Analyzing fundus images to detect diabetic retinopathy (DR) using deep learning system in the Yangtze River delta region of China.

作者信息

Lu Li, Ren Peifang, Lu Qianyi, Zhou Enliang, Yu Wangshu, Huang Jiani, He Xiaoying, Han Wei

机构信息

Department of Ophthalmology, The First Affiliated Hospital, School of Medicine, Zhejiang University, Hangzhou, China.

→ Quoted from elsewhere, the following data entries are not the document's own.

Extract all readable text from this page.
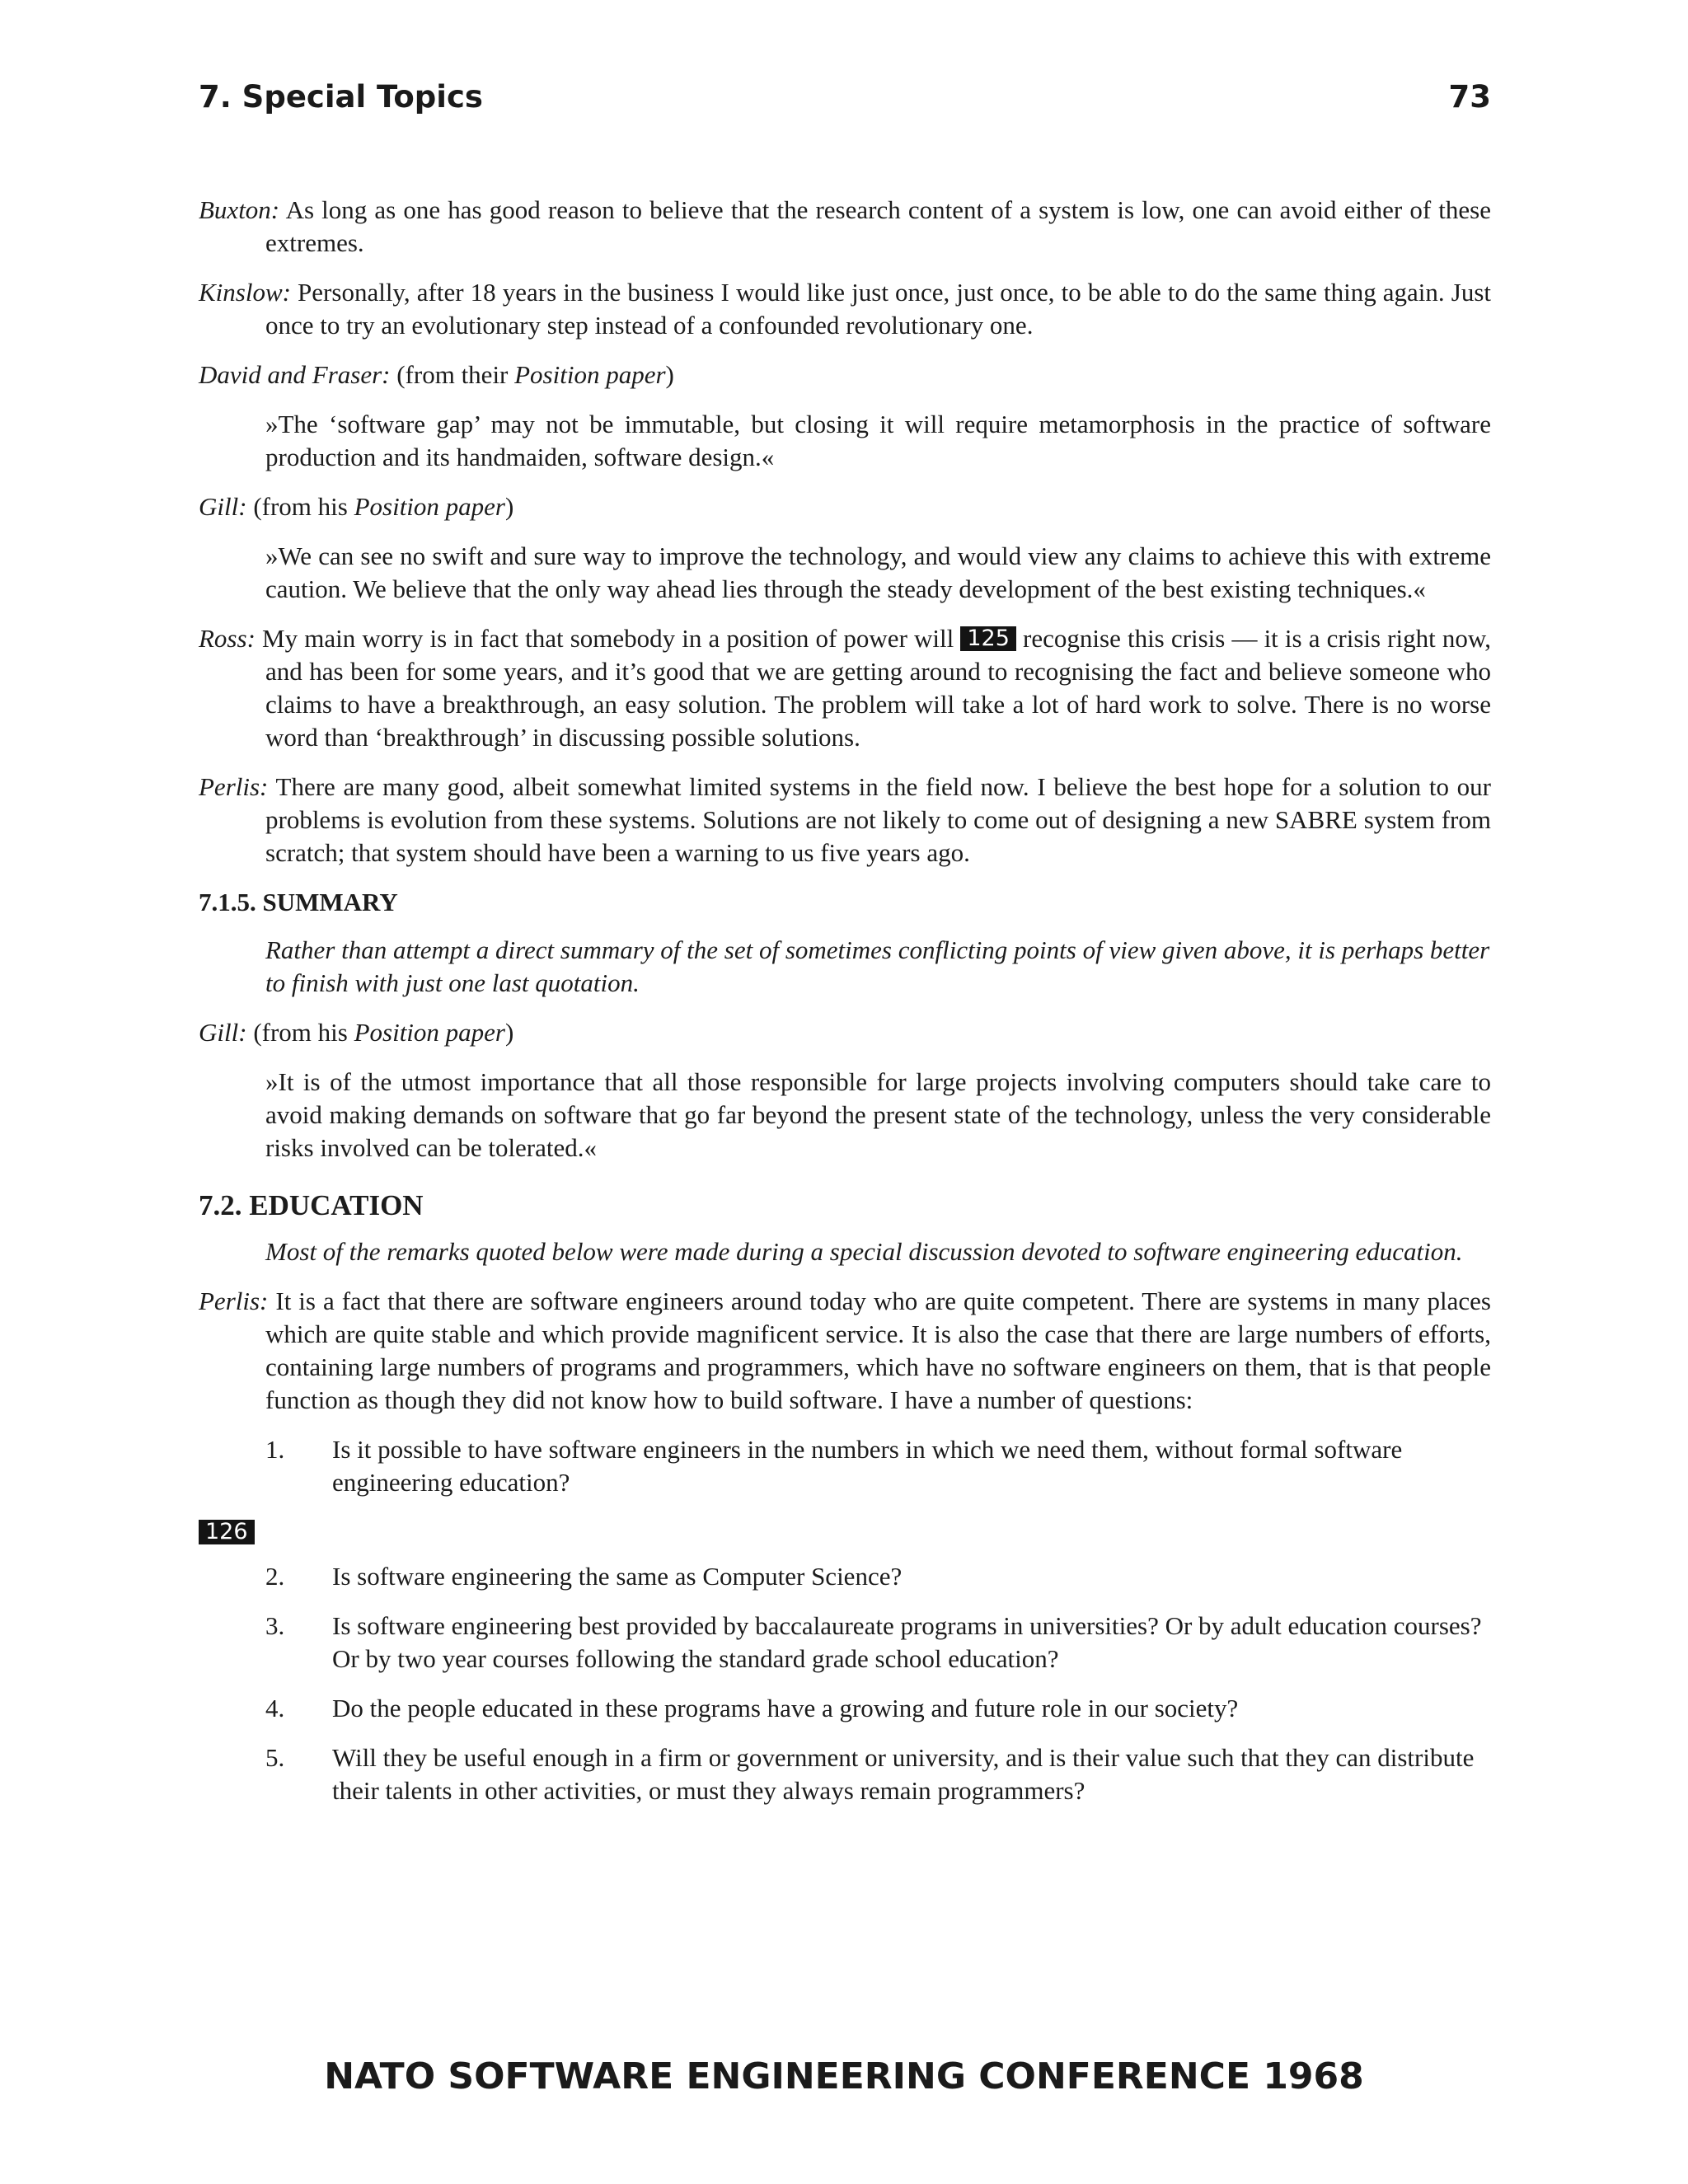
7. Special Topics	73

Buxton: As long as one has good reason to believe that the research content of a system is low, one can avoid either of these extremes.

Kinslow: Personally, after 18 years in the business I would like just once, just once, to be able to do the same thing again. Just once to try an evolutionary step instead of a confounded revolutionary one.

David and Fraser: (from their Position paper)

»The ‘software gap’ may not be immutable, but closing it will require metamorphosis in the practice of software production and its handmaiden, software design.«

Gill: (from his Position paper)

»We can see no swift and sure way to improve the technology, and would view any claims to achieve this with extreme caution. We believe that the only way ahead lies through the steady development of the best existing techniques.«

Ross: My main worry is in fact that somebody in a position of power will 125 recognise this crisis — it is a crisis right now, and has been for some years, and it’s good that we are getting around to recognising the fact and believe someone who claims to have a breakthrough, an easy solution. The problem will take a lot of hard work to solve. There is no worse word than ‘breakthrough’ in discussing possible solutions.

Perlis: There are many good, albeit somewhat limited systems in the field now. I believe the best hope for a solution to our problems is evolution from these systems. Solutions are not likely to come out of designing a new SABRE system from scratch; that system should have been a warning to us five years ago.

7.1.5. SUMMARY

Rather than attempt a direct summary of the set of sometimes conflicting points of view given above, it is perhaps better to finish with just one last quotation.

Gill: (from his Position paper)

»It is of the utmost importance that all those responsible for large projects involving computers should take care to avoid making demands on software that go far beyond the present state of the technology, unless the very considerable risks involved can be tolerated.«

7.2. EDUCATION

Most of the remarks quoted below were made during a special discussion devoted to software engineering education.

Perlis: It is a fact that there are software engineers around today who are quite competent. There are systems in many places which are quite stable and which provide magnificent service. It is also the case that there are large numbers of efforts, containing large numbers of programs and programmers, which have no software engineers on them, that is that people function as though they did not know how to build software. I have a number of questions:

1.	Is it possible to have software engineers in the numbers in which we need them, without formal software engineering education?
126
2.	Is software engineering the same as Computer Science?
3.	Is software engineering best provided by baccalaureate programs in universities? Or by adult education courses? Or by two year courses following the standard grade school education?
4.	Do the people educated in these programs have a growing and future role in our society?
5.	Will they be useful enough in a firm or government or university, and is their value such that they can distribute their talents in other activities, or must they always remain programmers?
NATO SOFTWARE ENGINEERING CONFERENCE 1968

Department of Ophthalmology, The First Affiliated Hospital of University of Science and Technology of China, Hefei, China.

出版信息

Ann Transl Med. 2021 Feb;9(3):226. doi: 10.21037/atm-20-3275.

DOI:10.21037/atm-20-3275
PMID:33708853
原文链接:https://pmc.ncbi.nlm.nih.gov/articles/PMC7940941/
Abstract

BACKGROUND

This study aimed to establish and evaluate an artificial intelligence-based deep learning system (DLS) for automatic detection of diabetic retinopathy. This could be important in developing an advanced tele-screening system for diabetic retinopathy.

METHODS

A DLS with a convolutional neural network was developed to recognize fundus images of referable diabetic retinopathy. A total data set of 41,866 color fundus images were obtained from 17 cities in the Yangtze River Delta Urban Agglomeration (YRDUA). Five experienced retinal specialists and 15 ophthalmologists were recruited to verify images. For training, 80% of the data set was used, and the other 20% served as the validation data set. To effectively understand the learning process, the DLS automatically superimposed a heatmap on the original image. The regions utilized by the DLS were highlighted for diagnosis.

RESULTS

Using the local validation data set, the DLS achieved an area under the curve of 0.9824. Based on the manual screening criteria, an operating point was set at about 0.9 sensitivity to evaluate the DLS. Specificity was recorded at 0.9609 and sensitivity was 0.9003. The DLSs showed excellent reliability, repeatability, and high efficiency. After analyzing the misclassification, it was found that 88.6% of the false-positives were mild non-proliferative diabetic retinopathy (NPDR) whereas, 81.6% of the false-negatives were intraretinal microvascular abnormalities.

CONCLUSIONS

The DLS efficiently detected fundus images from complex sources in the real world. Incorporating DLS technology in tele-screening will advance the current screening programs to offer a cost-effective and time-efficient solution for detecting diabetic retinopathy.

摘要

背景

本研究旨在建立并评估一种基于人工智能的深度学习系统(DLS),用于自动检测糖尿病视网膜病变。这对于开发先进的糖尿病视网膜病变远程筛查系统可能具有重要意义。

方法

开发了一种带有卷积神经网络的DLS,用于识别可转诊糖尿病视网膜病变的眼底图像。从长江三角洲城市群(YRDUA)的17个城市获取了总共41,866张彩色眼底图像的数据集。招募了5名经验丰富的视网膜专家和15名眼科医生来验证图像。对于训练,使用了80%的数据集,另外20%用作验证数据集。为了有效理解学习过程,DLS自动在原始图像上叠加一个热图。DLS用于诊断的区域被突出显示。

结果

使用局部验证数据集,DLS的曲线下面积达到0.9824。根据人工筛查标准,设定了一个约0.9灵敏度的操作点来评估DLS。特异性记录为0.9609,灵敏度为0.9003。DLS显示出出色的可靠性、可重复性和高效率。在分析错误分类后,发现88.6%的假阳性是轻度非增殖性糖尿病视网膜病变(NPDR),而81.6%的假阴性是视网膜内微血管异常。

结论

DLS有效地检测了来自现实世界复杂来源的眼底图像。将DLS技术纳入远程筛查将推动当前的筛查计划,为检测糖尿病视网膜病变提供一种经济高效且节省时间的解决方案。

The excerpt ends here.